While the routing of the pair remains the same, Peninsula Kingswood is, as Fraser says, “a completely different golf course”. Often the best approach for a redesign is not to start from scratch, rather to accentuate the best of what you already have. Accordingly, it’s not the wickedness of the greens or an abundance of any red stakes that is so endearing here. Instead it’s seeing the Sandbelt DNA in the property now take top billing.

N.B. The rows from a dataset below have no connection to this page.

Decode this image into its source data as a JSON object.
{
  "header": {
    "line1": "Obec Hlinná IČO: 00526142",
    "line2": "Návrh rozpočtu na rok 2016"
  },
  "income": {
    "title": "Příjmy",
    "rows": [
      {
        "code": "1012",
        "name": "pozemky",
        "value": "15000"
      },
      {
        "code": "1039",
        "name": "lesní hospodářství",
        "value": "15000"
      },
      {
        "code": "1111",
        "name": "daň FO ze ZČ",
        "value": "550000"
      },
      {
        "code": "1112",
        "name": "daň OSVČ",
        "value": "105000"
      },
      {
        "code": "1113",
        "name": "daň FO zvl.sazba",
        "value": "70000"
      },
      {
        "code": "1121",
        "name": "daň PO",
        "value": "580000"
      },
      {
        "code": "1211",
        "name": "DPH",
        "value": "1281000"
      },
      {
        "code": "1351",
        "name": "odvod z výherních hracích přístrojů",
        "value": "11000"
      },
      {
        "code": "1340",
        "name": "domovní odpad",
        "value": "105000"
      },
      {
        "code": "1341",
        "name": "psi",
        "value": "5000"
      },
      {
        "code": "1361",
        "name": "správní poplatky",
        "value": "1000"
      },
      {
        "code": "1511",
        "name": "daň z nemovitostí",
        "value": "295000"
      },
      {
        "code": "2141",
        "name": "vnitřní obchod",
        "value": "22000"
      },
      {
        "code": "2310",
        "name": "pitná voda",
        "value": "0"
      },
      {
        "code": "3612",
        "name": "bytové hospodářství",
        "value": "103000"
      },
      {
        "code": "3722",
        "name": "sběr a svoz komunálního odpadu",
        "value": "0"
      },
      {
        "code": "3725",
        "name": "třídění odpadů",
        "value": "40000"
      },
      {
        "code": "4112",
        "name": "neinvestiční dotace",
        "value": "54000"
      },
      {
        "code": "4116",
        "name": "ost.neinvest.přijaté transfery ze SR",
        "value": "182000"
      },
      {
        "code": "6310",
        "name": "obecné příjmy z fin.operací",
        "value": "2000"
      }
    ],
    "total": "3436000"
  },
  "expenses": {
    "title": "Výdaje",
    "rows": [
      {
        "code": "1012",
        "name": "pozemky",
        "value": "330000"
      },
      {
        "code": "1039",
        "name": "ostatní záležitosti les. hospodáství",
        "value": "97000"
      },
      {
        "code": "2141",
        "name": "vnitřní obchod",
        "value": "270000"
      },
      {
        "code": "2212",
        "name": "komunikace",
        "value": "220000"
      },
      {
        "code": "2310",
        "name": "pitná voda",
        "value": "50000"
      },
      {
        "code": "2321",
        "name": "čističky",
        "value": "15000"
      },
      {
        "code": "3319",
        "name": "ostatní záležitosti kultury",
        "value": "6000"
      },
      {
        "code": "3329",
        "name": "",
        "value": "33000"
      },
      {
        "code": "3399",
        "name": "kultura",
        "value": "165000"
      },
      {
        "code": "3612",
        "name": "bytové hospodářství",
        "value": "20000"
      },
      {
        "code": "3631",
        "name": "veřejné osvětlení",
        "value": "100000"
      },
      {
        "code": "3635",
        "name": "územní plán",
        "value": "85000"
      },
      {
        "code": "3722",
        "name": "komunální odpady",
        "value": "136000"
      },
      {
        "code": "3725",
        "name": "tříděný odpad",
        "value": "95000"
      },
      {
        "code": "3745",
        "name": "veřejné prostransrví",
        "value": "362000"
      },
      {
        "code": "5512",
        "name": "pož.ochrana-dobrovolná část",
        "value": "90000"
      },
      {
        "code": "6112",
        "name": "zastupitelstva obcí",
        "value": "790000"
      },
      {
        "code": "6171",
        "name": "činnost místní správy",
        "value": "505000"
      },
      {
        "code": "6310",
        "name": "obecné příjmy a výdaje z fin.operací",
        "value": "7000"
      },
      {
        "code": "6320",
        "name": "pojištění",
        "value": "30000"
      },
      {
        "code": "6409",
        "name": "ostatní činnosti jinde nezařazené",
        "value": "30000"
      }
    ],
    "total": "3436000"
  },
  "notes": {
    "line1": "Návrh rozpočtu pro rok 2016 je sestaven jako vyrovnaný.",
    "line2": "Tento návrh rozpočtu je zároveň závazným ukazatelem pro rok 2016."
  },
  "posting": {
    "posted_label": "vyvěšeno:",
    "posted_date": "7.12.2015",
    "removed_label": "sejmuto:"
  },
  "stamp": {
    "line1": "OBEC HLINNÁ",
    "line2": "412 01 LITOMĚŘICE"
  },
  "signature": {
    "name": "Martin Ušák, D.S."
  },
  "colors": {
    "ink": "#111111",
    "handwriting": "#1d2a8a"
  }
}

One of the great challenges of a 36-hole facility is providing points of difference while ensuring the two 18s complement one another. Fraser says visually the twin layouts look the same but they play differently. The 6,124-metre North is still the premier course – it sits on the superior piece of land – but wearing a tour player’s hat, Fraser says it would struggle to accommodate the crowds for a tournament on its own, whereas the 6,321-metre South is more generous for space.

Intrigue about Peninsula Kingswood has spread via word of mouth rather than a public relations machine. Few images leaked onto social media during the construction process. Yet almost overnight it has become a must-play destination. Fraser says his fellow tour players are inquisitive about it and remain hopeful a tournament can find its way there.

Could it happen? With 36 holes to work with, Fraser sees no reason why not – even if a composite layout needs to be devised to manage crowds and tournament infrastructure. “A lot of the green complexes have amphitheatres around them… so it’d probably be a little bit tricky to get people really close to the greens. But I’m sure they could make it work.”

Geography deprives Peninsula Kingswood of an official place within what is regarded as the famed Melbourne Sandbelt. Yet its location – perfectly situated between the Sandbelt and the Mornington Peninsula – affords it a status all on its own. And with play-and-stay options available for non-members, there’s at least some risk of golfers arriving there and not making it to any other scheduled destinations.